Unbearable Bog People
But this behavior is not limited to impatient drivers who would rather murder someone than take five seconds to ensure the safety of their neighbor. The workplace is filled with unbearable bog people who squish and squelch with the best of them. A friend recently told me a story about a stupendously despicable organism who plays the part of boss in real life. This boss makes increasingly unreasonable demands, requires work be completed in an impossible time-period, and then declares the work Wrong. When the employee respectfully asks for feedback (so they can correct mistakes) the boss promises to provide edits but then delegates that work to another unfortunate soul who is so overburdened with his own responsibilities that it never gets done. Even worse, this horrifically smelly smog boss wants instant feedback on its own work. It presents the unfortunate employee with reports and expects an immediate response. If the employee delays, he or she can expect bad-breath-down-the-back behavior—since there is no hope of escape shy of quitting.
Jerk Free Zone
Unfortunately, no segment of society is free from these smelly slugs. Be it the grocery cart cretin who shoves their battering ram into unsuspecting shoppers, or the grody advice-giving-know-it-all, we are constantly inundated with jerks and jerkish behavior. I hereby declare that society needs a “Jerk Free Zone”. We need citizens to be aware they live in community, not on the glorious “Guilt Free Island of Self”. When words are sharper than weapons, we need human beings who are willing to abstain from speaking unless they have something nice to say. We need kind-hearted givers who hug instead of shove. We need holistic hearers who help not harm. We need tender-hearted hand-ups instead of hard-hearted slaps across the face. When every day is precious—and very well may be our last—we need humans who are willing to take lessons in kindness, goodness, faithfulness, gentleness and self-control. And then we need them to teach others to do the same.
The Age of Road Rage
We are on a collision course with jerks every single day of our lives. Like a bicycle accident, it is not a matter of “if” it is only a matter of “when”. So please consider, if you find yourself reading this and your blood pressure begins to rise at the mere thought of children pressing the button to cross in the crosswalk and how it might impact your commute, well, you just might be a Jerk! And if you see someone moving towards a parking spot and you zip in front of them really fast and steal it, you might be a Jerk. And if your child asks you to make them lunch and you tell them to shut up and go away because you would rather read about what President Trump did today, you might be a Jerk. And if your friend trusts you with a secret and you tell everyone that secret behind her back—you are definitely a Jerk! We wonder why civilization is so uncivilized and I think at least part of the answer is the proliferation of Jerks.

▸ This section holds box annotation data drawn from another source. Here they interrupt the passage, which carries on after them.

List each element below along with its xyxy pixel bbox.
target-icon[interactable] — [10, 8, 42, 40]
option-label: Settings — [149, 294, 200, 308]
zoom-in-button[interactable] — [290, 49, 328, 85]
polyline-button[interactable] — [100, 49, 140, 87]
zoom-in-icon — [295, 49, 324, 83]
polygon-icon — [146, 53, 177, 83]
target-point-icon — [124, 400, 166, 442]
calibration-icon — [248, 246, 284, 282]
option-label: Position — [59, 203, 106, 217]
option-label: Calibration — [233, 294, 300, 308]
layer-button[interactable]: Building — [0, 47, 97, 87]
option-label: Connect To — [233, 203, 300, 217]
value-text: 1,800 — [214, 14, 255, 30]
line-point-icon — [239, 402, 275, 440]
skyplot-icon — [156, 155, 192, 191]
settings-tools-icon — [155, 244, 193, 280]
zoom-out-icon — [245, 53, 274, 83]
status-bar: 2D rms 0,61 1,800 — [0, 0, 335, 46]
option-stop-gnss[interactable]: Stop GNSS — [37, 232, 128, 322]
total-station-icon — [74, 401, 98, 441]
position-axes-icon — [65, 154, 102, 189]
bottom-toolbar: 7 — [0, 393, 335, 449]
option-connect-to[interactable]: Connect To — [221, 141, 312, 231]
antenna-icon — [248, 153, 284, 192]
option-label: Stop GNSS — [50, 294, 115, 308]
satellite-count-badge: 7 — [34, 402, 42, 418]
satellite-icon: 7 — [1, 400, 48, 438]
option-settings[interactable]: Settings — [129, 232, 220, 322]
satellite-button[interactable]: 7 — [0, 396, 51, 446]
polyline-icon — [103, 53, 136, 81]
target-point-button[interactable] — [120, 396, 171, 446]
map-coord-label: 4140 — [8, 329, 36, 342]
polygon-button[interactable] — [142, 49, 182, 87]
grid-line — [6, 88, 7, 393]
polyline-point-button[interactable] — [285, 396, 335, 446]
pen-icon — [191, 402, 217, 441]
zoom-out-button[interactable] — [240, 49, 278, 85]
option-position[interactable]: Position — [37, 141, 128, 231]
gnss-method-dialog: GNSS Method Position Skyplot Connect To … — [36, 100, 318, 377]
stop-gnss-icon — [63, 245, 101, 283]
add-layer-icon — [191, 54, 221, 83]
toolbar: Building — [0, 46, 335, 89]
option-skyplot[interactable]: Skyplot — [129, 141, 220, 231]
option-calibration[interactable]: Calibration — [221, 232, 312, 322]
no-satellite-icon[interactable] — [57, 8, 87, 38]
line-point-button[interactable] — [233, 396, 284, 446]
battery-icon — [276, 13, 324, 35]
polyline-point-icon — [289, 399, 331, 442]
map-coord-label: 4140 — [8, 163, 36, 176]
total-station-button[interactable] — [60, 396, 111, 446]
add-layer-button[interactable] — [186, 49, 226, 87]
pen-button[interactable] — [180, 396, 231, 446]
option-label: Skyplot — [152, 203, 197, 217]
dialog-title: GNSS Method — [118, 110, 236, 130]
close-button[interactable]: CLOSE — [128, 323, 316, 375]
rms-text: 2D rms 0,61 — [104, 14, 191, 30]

So, until that day when the Mighty Jerk Healer comes and gives us Jerk-free bodies to live in perpetual joy and communion with Him for all eternity, I entreat the dear reader to perpetuate a Jerk-Free zone in your community today. Start with your own home, the street you live on or maybe even your whole neighborhood. Help little old ladies across the street. Bake cookies for the new neighbor moving in. turn down your rap music so it doesn’t vibrate through every house on your street when you drive by. And live in peace and harmony with all of humanity to the best of your ability.
And when you can’t…stay in the Bog of Stench where you belong!